Проходит десять минут, и я слышу у себя за спиной «тук-тук-тук». Бросаю взгляд через плечо и – здрасте, пожалуйста! – вижу Ма, которая шаркает ко мне со своей тростью. Она наставляет на меня палец и окликает:
– Эй, ты, парень!
Говорю себе, что я не обязан на нее смотреть. Да и мама учила, что я не должен отзываться, когда меня окликают не по имени.
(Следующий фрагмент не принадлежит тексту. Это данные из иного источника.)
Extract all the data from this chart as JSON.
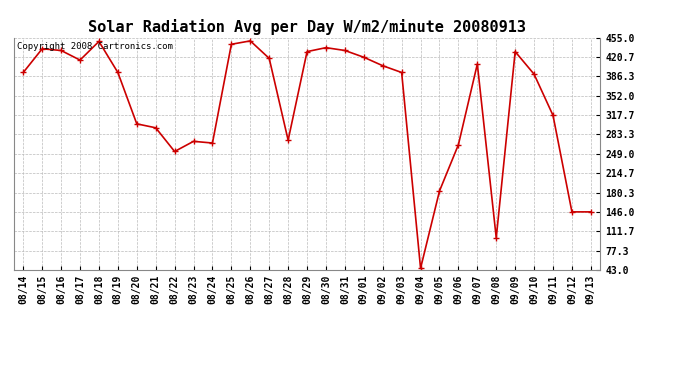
{
  "title": "Solar Radiation Avg per Day W/m2/minute 20080913",
  "copyright_text": "Copyright 2008 Cartronics.com",
  "labels": [
    "08/14",
    "08/15",
    "08/16",
    "08/17",
    "08/18",
    "08/19",
    "08/20",
    "08/21",
    "08/22",
    "08/23",
    "08/24",
    "08/25",
    "08/26",
    "08/27",
    "08/28",
    "08/29",
    "08/30",
    "08/31",
    "09/01",
    "09/02",
    "09/03",
    "09/04",
    "09/05",
    "09/06",
    "09/07",
    "09/08",
    "09/09",
    "09/10",
    "09/11",
    "09/12",
    "09/13"
  ],
  "values": [
    393,
    435,
    432,
    415,
    448,
    393,
    302,
    295,
    253,
    271,
    268,
    443,
    449,
    418,
    273,
    430,
    437,
    432,
    420,
    405,
    393,
    46,
    183,
    265,
    408,
    100,
    430,
    390,
    317,
    146,
    146
  ],
  "line_color": "#cc0000",
  "marker_color": "#cc0000",
  "bg_color": "#ffffff",
  "grid_color": "#bbbbbb",
  "y_ticks": [
    43.0,
    77.3,
    111.7,
    146.0,
    180.3,
    214.7,
    249.0,
    283.3,
    317.7,
    352.0,
    386.3,
    420.7,
    455.0
  ],
  "ylim_min": 43.0,
  "ylim_max": 455.0,
  "title_fontsize": 11,
  "tick_fontsize": 7,
  "copyright_fontsize": 6.5
}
«Тук-тук-тук» не затихает, и вскоре Ма останавливается передо мной на тротуаре. На ней черные кожаные кроссовки, а из-под бежевого плаща торчит пола́ лилового халата. Наверное, Ма спешила, чтобы перехватить меня. Она слегка запыхалась, так что никто из нас ничего не говорит где-то с минуту. Я смотрю в сторону, мечтая о том, чтобы сейчас из-за угла показалась мама. Ма смотрит в другую сторону, будто тоже кого-то ждет.
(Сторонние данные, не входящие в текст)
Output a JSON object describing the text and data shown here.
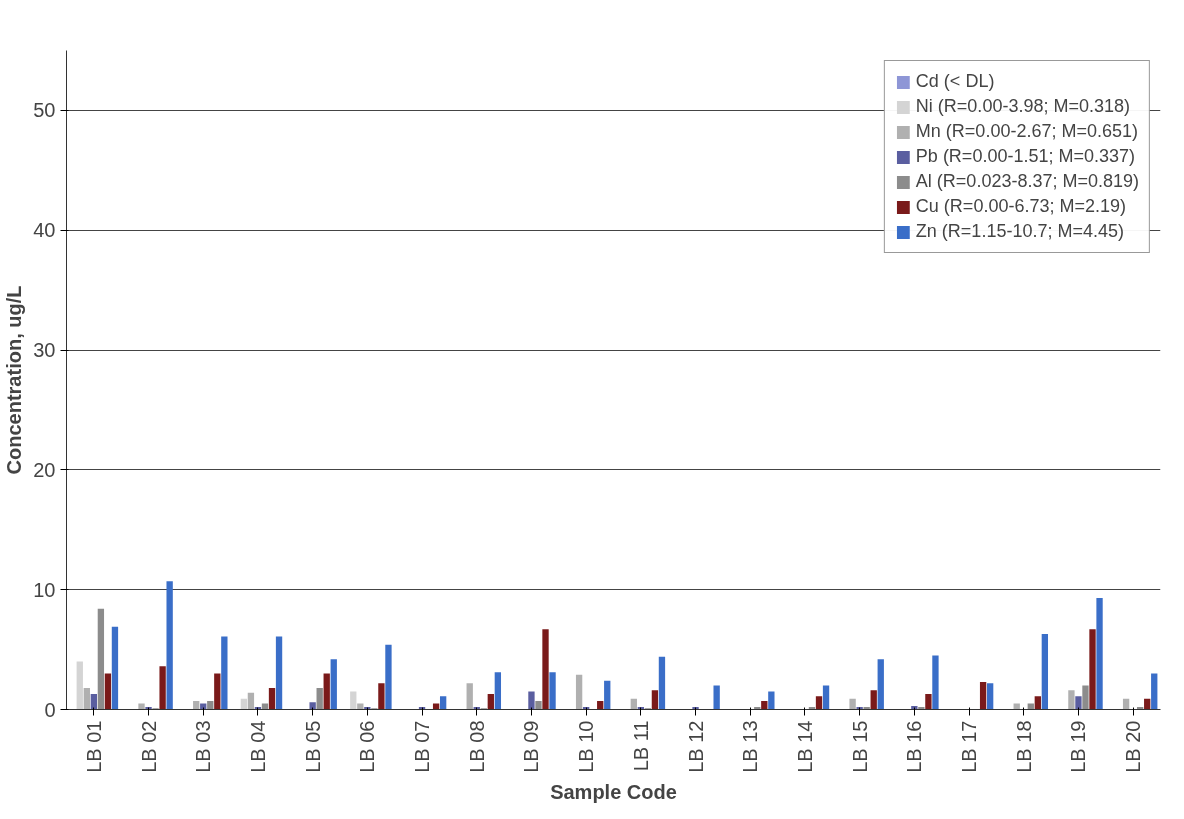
{
  "chart_data": {
    "type": "bar",
    "xlabel": "Sample Code",
    "ylabel": "Concentration, ug/L",
    "categories": [
      "LB 01",
      "LB 02",
      "LB 03",
      "LB 04",
      "LB 05",
      "LB 06",
      "LB 07",
      "LB 08",
      "LB 09",
      "LB 10",
      "LB 11",
      "LB 12",
      "LB 13",
      "LB 14",
      "LB 15",
      "LB 16",
      "LB 17",
      "LB 18",
      "LB 19",
      "LB 20"
    ],
    "series": [
      {
        "name": "Cd (< DL)",
        "color": "#8e96d6",
        "values": [
          null,
          null,
          null,
          null,
          null,
          null,
          null,
          null,
          null,
          null,
          null,
          null,
          null,
          null,
          null,
          null,
          null,
          null,
          null,
          null
        ]
      },
      {
        "name": "Ni (R=0.00-3.98; M=0.318)",
        "color": "#d4d4d4",
        "values": [
          4.0,
          null,
          null,
          0.9,
          null,
          1.5,
          null,
          null,
          null,
          null,
          null,
          null,
          null,
          null,
          null,
          null,
          null,
          null,
          null,
          null
        ]
      },
      {
        "name": "Mn (R=0.00-2.67; M=0.651)",
        "color": "#b0b0b0",
        "values": [
          1.8,
          0.5,
          0.7,
          1.4,
          null,
          0.5,
          null,
          2.2,
          null,
          2.9,
          0.9,
          null,
          null,
          null,
          0.9,
          null,
          null,
          0.5,
          1.6,
          0.9
        ]
      },
      {
        "name": "Pb (R=0.00-1.51; M=0.337)",
        "color": "#5a5ea0",
        "values": [
          1.3,
          0.2,
          0.5,
          0.2,
          0.6,
          0.2,
          0.2,
          0.2,
          1.5,
          0.2,
          0.2,
          0.2,
          null,
          null,
          0.2,
          0.3,
          null,
          null,
          1.1,
          null
        ]
      },
      {
        "name": "Al (R=0.023-8.37; M=0.819)",
        "color": "#8c8c8c",
        "values": [
          8.4,
          0.1,
          0.7,
          0.5,
          1.8,
          0.1,
          null,
          0.1,
          0.7,
          null,
          0.1,
          null,
          0.2,
          0.2,
          0.2,
          0.2,
          null,
          0.5,
          2.0,
          0.2
        ]
      },
      {
        "name": "Cu (R=0.00-6.73; M=2.19)",
        "color": "#7a1a1a",
        "values": [
          3.0,
          3.6,
          3.0,
          1.8,
          3.0,
          2.2,
          0.5,
          1.3,
          6.7,
          0.7,
          1.6,
          null,
          0.7,
          1.1,
          1.6,
          1.3,
          2.3,
          1.1,
          6.7,
          0.9
        ]
      },
      {
        "name": "Zn (R=1.15-10.7; M=4.45)",
        "color": "#3a6ec8",
        "values": [
          6.9,
          10.7,
          6.1,
          6.1,
          4.2,
          5.4,
          1.1,
          3.1,
          3.1,
          2.4,
          4.4,
          2.0,
          1.5,
          2.0,
          4.2,
          4.5,
          2.2,
          6.3,
          9.3,
          3.0
        ]
      }
    ],
    "ylim": [
      0,
      55
    ],
    "yticks": [
      0,
      10,
      20,
      30,
      40,
      50
    ],
    "grid": "y",
    "legend": "top right"
  }
}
Наконец она прочищает горло и заявляет:
– Мне нужно кое-что кое-куда отнести.
Я не отвечаю, и Ма, кашлянув, осведомляется:
– Ты идешь, парень?
Она не смотрит на меня, но голос у нее все такой же грубый. Что-то мне подсказывает, что Ма не из тех людей, кому легко даются извинения. Ну и славно, потому что я тоже извиняться не собираюсь.
– Меня зовут Джексон, – тихо говорю я.
Ма хмыкает и прищуривается:
– Это имя твоего папаши?
Я хмурюсь. Об отце я говорить не хочу. Так что просто пожимаю плечами и произношу:
– Это мое имя, но вы можете звать меня Джекс.
Ма кивает и говорит:
– Идем, Джек.
– Джекс – с буквой «с» на конце.
Вид у Ма раздосадованный, но она снова кивает и ждет, пока я поднимусь с крыльца. Я забрасываю на спину рюкзак, и мы отправляемся в путь по кварталу – медленно, поскольку именно так ковыляет Ма со своей тростью. Долгое время мы молчим. Потом Ма откашливается и говорит:
– Твоя мама называет меня Ма, потому что, когда она была девочкой, я присматривала за ней. Ее мать оставила Алисию на мое попечение, но мы не родня друг другу. Я просто старый друг семьи.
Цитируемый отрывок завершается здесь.